Despite this scary milestone, there are several reasons to be cheerful about the prospects of the COP21. Whether we come out the other side with a scientifically valid and socially just legally binding global agreement remains to be seen, and I’d forgive you for being sceptical. But these trends tell us we’re at least in a much better position than in the run-up to the infamous Copenhagen flop of 2009.
Trends that give hope for the COP21:
- International consensus: It sounds basic, but the fact that the international community now agrees that climate change is real, man-made and dangerous and that we need to tackle it by reducing carbon emissions already puts us ahead of previous negotiations. It was a big moment when China and the USA made a joint announcement on their climate ambitions. China and India have both agreed to peak their emissions relatively soon, and even Saudi Arabia has published an (admittedly weak) climate action plan.
- Religious declarations: As I discussed in this post, religious leaders all over the globe have come out over the last few months to preach climate justice and call on their followers to act. The Pope, 60 Muslim leaders and 12 Buddhist leaders have published impassioned declarations so far. Those three religions account for 3.3 billion people, almost half the world’s people.
- Divestment: While governments drag their heels through countless climate summits, the last few years have seen the rise of a practical and effective strategy: the divestment movement. Mostly led by 350.org, it consists of lobbying institutions to divest their money from fossil fuel holdings, and ideally, reinvest it in the green economy.

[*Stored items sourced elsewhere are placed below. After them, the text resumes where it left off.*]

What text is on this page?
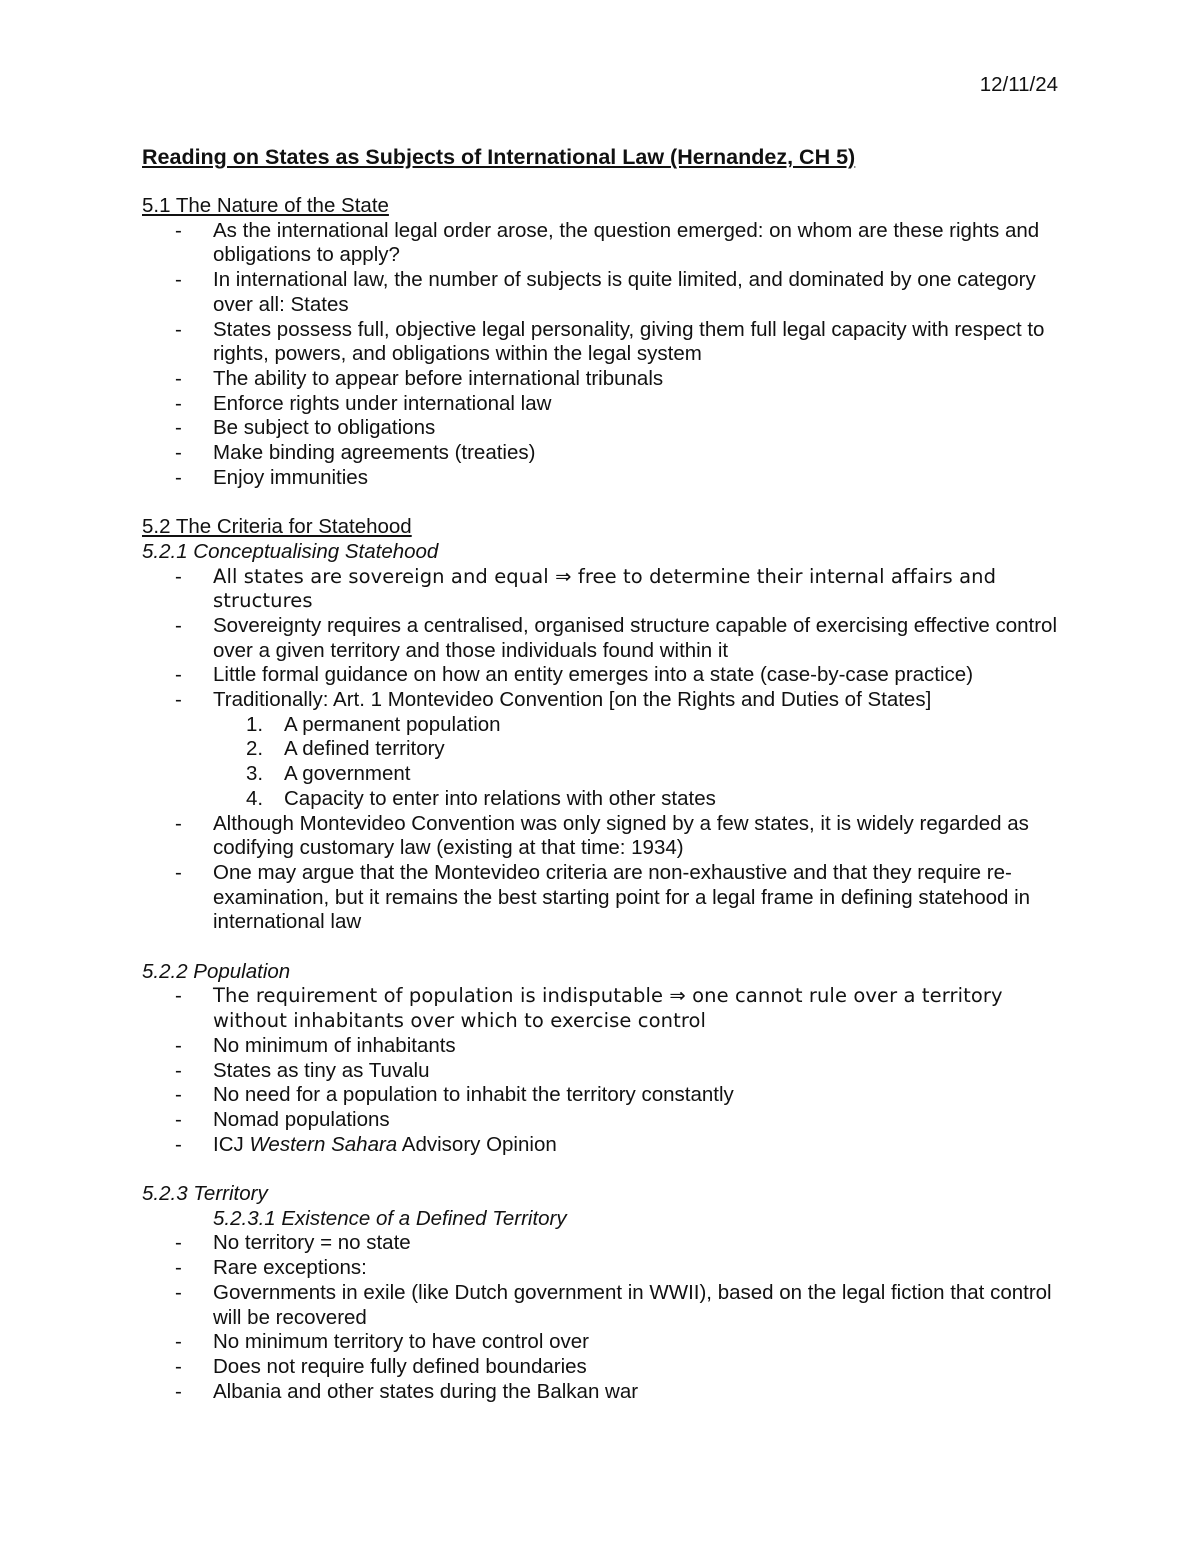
12/11/24
Reading on States as Subjects of International Law (Hernandez, CH 5)
5.1 The Nature of the State
- As the international legal order arose, the question emerged: on whom are these rights and obligations to apply?
- In international law, the number of subjects is quite limited, and dominated by one category over all: States
- States possess full, objective legal personality, giving them full legal capacity with respect to rights, powers, and obligations within the legal system
- The ability to appear before international tribunals
- Enforce rights under international law
- Be subject to obligations
- Make binding agreements (treaties)
- Enjoy immunities
5.2 The Criteria for Statehood
5.2.1 Conceptualising Statehood
- All states are sovereign and equal ⇒ free to determine their internal affairs and structures
- Sovereignty requires a centralised, organised structure capable of exercising effective control over a given territory and those individuals found within it
- Little formal guidance on how an entity emerges into a state (case-by-case practice)
- Traditionally: Art. 1 Montevideo Convention [on the Rights and Duties of States]
A permanent population
A defined territory
A government
Capacity to enter into relations with other states
- Although Montevideo Convention was only signed by a few states, it is widely regarded as codifying customary law (existing at that time: 1934)
- One may argue that the Montevideo criteria are non-exhaustive and that they require re-examination, but it remains the best starting point for a legal frame in defining statehood in international law
5.2.2 Population
- The requirement of population is indisputable ⇒ one cannot rule over a territory without inhabitants over which to exercise control
- No minimum of inhabitants
- States as tiny as Tuvalu
- No need for a population to inhabit the territory constantly
- Nomad populations
- ICJ Western Sahara Advisory Opinion
5.2.3 Territory
5.2.3.1 Existence of a Defined Territory
- No territory = no state
- Rare exceptions:
- Governments in exile (like Dutch government in WWII), based on the legal fiction that control will be recovered
- No minimum territory to have control over
- Does not require fully defined boundaries
- Albania and other states during the Balkan war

So far $1.5 trillion has been pushed out of the fossil fuel industry, meaning the trend is being recognised by financiers, the Economist and energy companies themselves. High profile wins for divestment so far include the Norway Sovereign Wealth Fund, Stanford University and the Church of England.

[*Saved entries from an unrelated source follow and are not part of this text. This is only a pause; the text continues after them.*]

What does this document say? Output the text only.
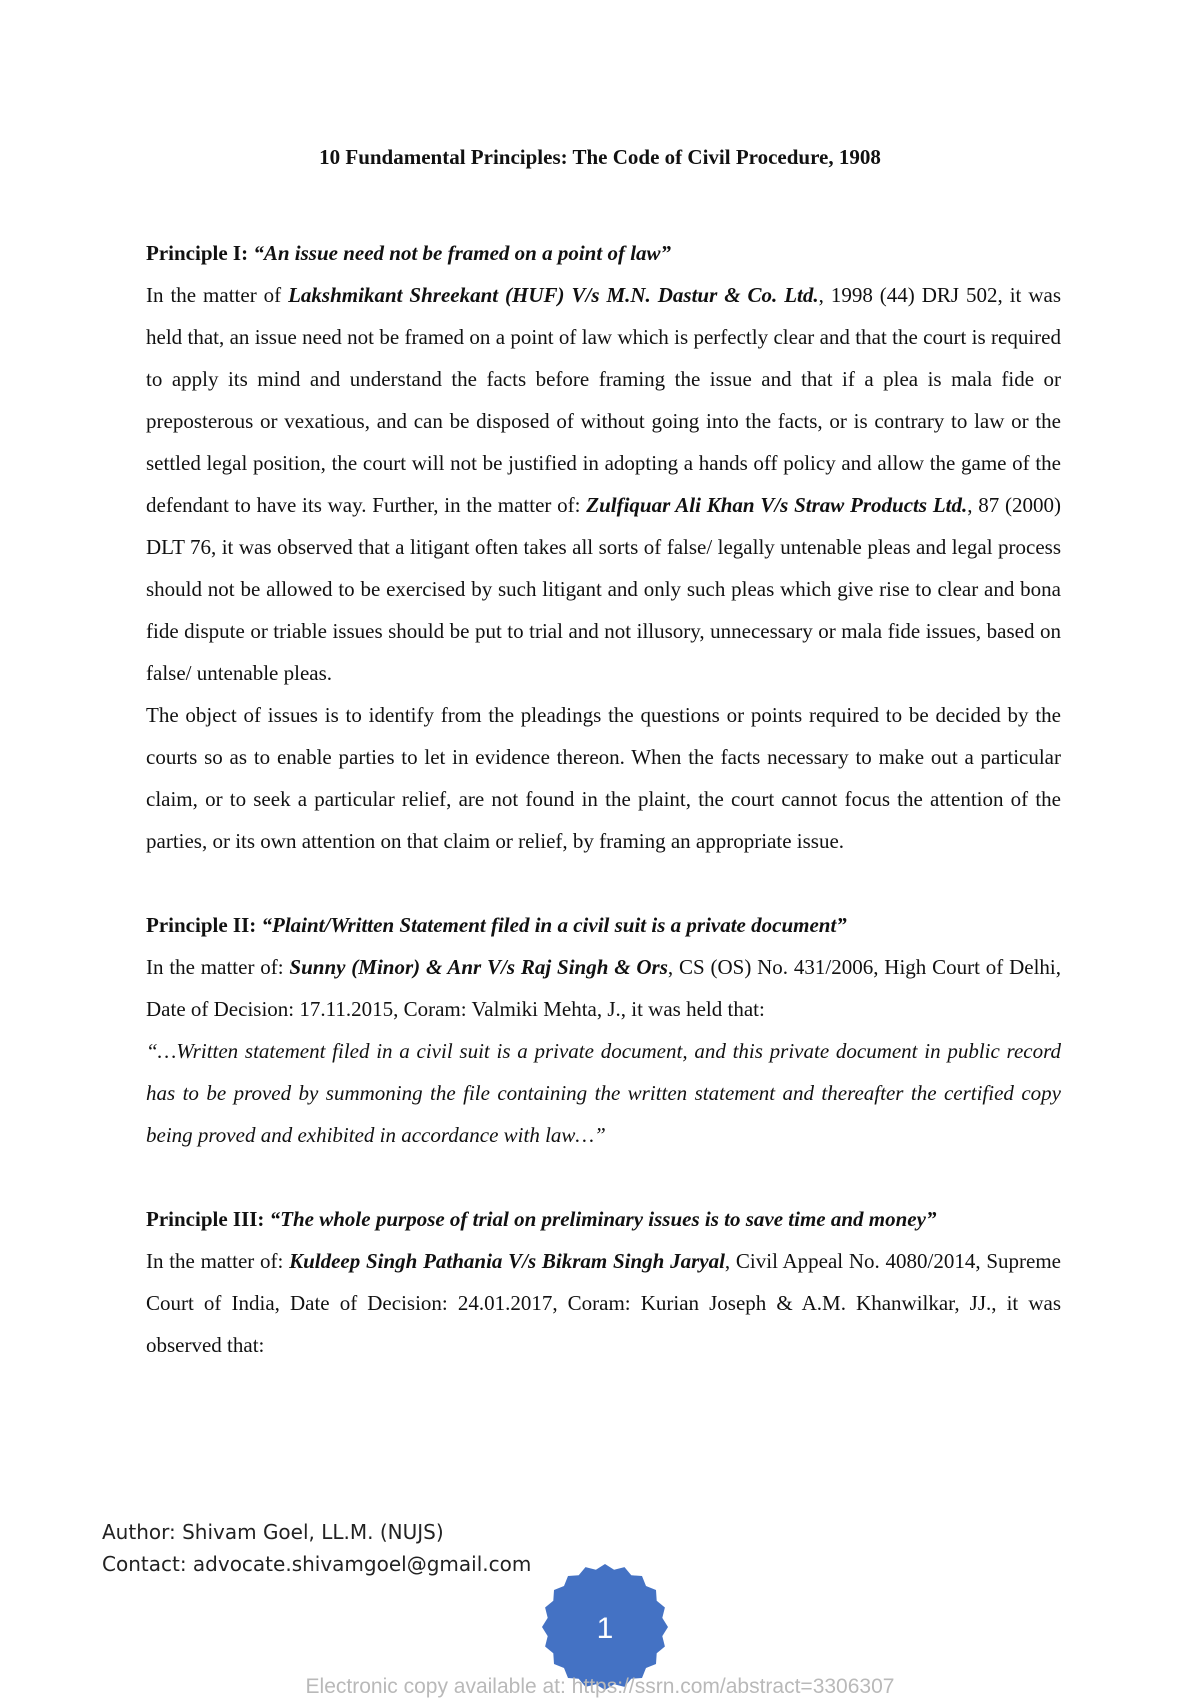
10 Fundamental Principles: The Code of Civil Procedure, 1908

Principle I: “An issue need not be framed on a point of law”

In the matter of Lakshmikant Shreekant (HUF) V/s M.N. Dastur & Co. Ltd., 1998 (44) DRJ 502, it was held that, an issue need not be framed on a point of law which is perfectly clear and that the court is required to apply its mind and understand the facts before framing the issue and that if a plea is mala fide or preposterous or vexatious, and can be disposed of without going into the facts, or is contrary to law or the settled legal position, the court will not be justified in adopting a hands off policy and allow the game of the defendant to have its way. Further, in the matter of: Zulfiquar Ali Khan V/s Straw Products Ltd., 87 (2000) DLT 76, it was observed that a litigant often takes all sorts of false/ legally untenable pleas and legal process should not be allowed to be exercised by such litigant and only such pleas which give rise to clear and bona fide dispute or triable issues should be put to trial and not illusory, unnecessary or mala fide issues, based on false/ untenable pleas.

The object of issues is to identify from the pleadings the questions or points required to be decided by the courts so as to enable parties to let in evidence thereon. When the facts necessary to make out a particular claim, or to seek a particular relief, are not found in the plaint, the court cannot focus the attention of the parties, or its own attention on that claim or relief, by framing an appropriate issue.

Principle II: “Plaint/Written Statement filed in a civil suit is a private document”

In the matter of: Sunny (Minor) & Anr V/s Raj Singh & Ors, CS (OS) No. 431/2006, High Court of Delhi, Date of Decision: 17.11.2015, Coram: Valmiki Mehta, J., it was held that:

“…Written statement filed in a civil suit is a private document, and this private document in public record has to be proved by summoning the file containing the written statement and thereafter the certified copy being proved and exhibited in accordance with law…”

Principle III: “The whole purpose of trial on preliminary issues is to save time and money”

In the matter of: Kuldeep Singh Pathania V/s Bikram Singh Jaryal, Civil Appeal No. 4080/2014, Supreme Court of India, Date of Decision: 24.01.2017, Coram: Kurian Joseph & A.M. Khanwilkar, JJ., it was observed that:

Author: Shivam Goel, LL.M. (NUJS)
Contact: advocate.shivamgoel@gmail.com
1
Electronic copy available at: https://ssrn.com/abstract=3306307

- Blockadia: In This Changes Everything: Capitalism vs the Climate Naomi Klein calls Blockadia “a roving conflict zone that is cropping up with increasing frequency and intensity wherever extractive projects are attempting to dig and drill”. As the fossil fuel industry advances into more risky types of extraction and more populated areas (and more middleclass areas) locals are taking direct action. Protests, sit-ins and blockades have been part of the environmental movement for decades, but most of these newly activated activists are not environmentalists. From Mongolia to New South Wales, extreme extraction is being met with resistance from people of all walks of life. This is best illustrated by the unusual alliance of Indigenous tribespeople and cattle ranchers along the proposed route of the Keystone XL pipeline. Who knows what part they played in Obama’s rejection of the project, but they certainly broadcasted their message wide and clear: big new fossil fuel projects are unpopular with almost everyone, a PR nightmare, a political controversy.

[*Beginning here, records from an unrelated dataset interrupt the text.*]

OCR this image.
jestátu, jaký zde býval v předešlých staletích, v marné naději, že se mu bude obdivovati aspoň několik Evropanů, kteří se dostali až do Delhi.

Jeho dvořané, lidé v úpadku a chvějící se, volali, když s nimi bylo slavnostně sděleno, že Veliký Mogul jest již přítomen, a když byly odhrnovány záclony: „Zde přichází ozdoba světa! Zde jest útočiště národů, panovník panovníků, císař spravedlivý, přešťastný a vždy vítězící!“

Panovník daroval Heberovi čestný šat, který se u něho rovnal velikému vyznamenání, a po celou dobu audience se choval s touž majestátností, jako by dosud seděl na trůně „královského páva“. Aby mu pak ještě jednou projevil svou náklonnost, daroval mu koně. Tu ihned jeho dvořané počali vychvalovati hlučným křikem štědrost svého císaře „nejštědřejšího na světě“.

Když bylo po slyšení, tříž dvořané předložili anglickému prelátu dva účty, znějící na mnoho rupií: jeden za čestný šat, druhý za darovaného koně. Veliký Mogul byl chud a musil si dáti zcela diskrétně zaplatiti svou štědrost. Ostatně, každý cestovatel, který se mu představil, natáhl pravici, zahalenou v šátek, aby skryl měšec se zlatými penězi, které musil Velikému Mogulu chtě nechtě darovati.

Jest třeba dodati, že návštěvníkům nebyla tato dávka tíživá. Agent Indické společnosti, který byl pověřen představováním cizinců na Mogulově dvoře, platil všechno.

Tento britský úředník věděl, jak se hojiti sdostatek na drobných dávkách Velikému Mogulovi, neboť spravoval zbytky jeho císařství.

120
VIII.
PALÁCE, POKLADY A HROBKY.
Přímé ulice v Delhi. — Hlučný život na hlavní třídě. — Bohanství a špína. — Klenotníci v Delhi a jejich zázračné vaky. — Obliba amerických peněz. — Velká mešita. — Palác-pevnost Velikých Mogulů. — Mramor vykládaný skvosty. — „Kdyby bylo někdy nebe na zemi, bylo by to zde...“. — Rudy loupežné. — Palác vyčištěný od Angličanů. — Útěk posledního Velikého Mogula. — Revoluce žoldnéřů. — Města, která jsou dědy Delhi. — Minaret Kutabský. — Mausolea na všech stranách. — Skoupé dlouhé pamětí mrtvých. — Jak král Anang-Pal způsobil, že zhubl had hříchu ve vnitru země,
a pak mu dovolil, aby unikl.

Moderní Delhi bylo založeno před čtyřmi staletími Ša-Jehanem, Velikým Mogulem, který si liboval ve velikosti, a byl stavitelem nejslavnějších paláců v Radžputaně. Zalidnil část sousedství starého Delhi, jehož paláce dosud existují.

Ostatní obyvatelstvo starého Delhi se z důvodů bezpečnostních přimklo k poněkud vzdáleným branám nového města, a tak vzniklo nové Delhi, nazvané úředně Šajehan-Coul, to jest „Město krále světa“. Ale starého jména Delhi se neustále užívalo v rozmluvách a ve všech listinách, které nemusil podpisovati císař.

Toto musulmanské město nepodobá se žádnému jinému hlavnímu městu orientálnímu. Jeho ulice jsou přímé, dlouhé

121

- Renewables on the up: the price of renewable energy technologies is plummeting and the sector continues to grow. In 2013 the world finally added more energy capacity from renewables than from fossil fuels. In the UK and Germany, wind is now the cheapest energy source – and that’s without subsidies. The Power For All campaigners say those without reliable energy in the developing world can now leapfrog straight to clean energy – which is cheaper and quicker to install than fossil fuel infrastructure. Earlier this year, India ramped up its solar target by five times, from 20 GW to 100 GW by 2022. China has a solar target of between 100 and 200 GW by 2020. However exciting this is, it’s important to make sure extra renewable capacity is actually replacing fossil fuel energy, not adding to it.
- Corporate pledges: So far has the climate movement come in recent years that even corporate CEOs can no longer stay quiet on the issue. This open letter from the CEOs of 43 corporations including IKEA, Unilever, HSBC, DONG Energy and Dow Chemicals are all calling for a binding deal in Paris, a price on carbon and a scientifically informed and transparent regulatory framework. Call me cynical, but I suspect this is more greenwash than genuine commitment. They all think the green economy will generate stronger economic growth and they don’t see anything unsustainable about that. But this really signals where public opinion is: they think climate action is important PR because that’s what their customers want. Also, many people (such as Republican voters in the USA) are very unlikely to listen to environmental groups on climate change. But now the message is coming from religious and corporate leaders, they’re more likely to listen.
Only time will tell what happens in Paris. In the meantime, I’m going to head up to London for the next big climate march. Will you join me? There are marches happening in loads of cities at the same time to make one global event on the 28th/29th November, just before COP21 starts. It’s a fantastic way to make your passion be heard loud and clear around the world. And that’s what we need: we need citizens everywhere to keep on shouting until our leaders listen.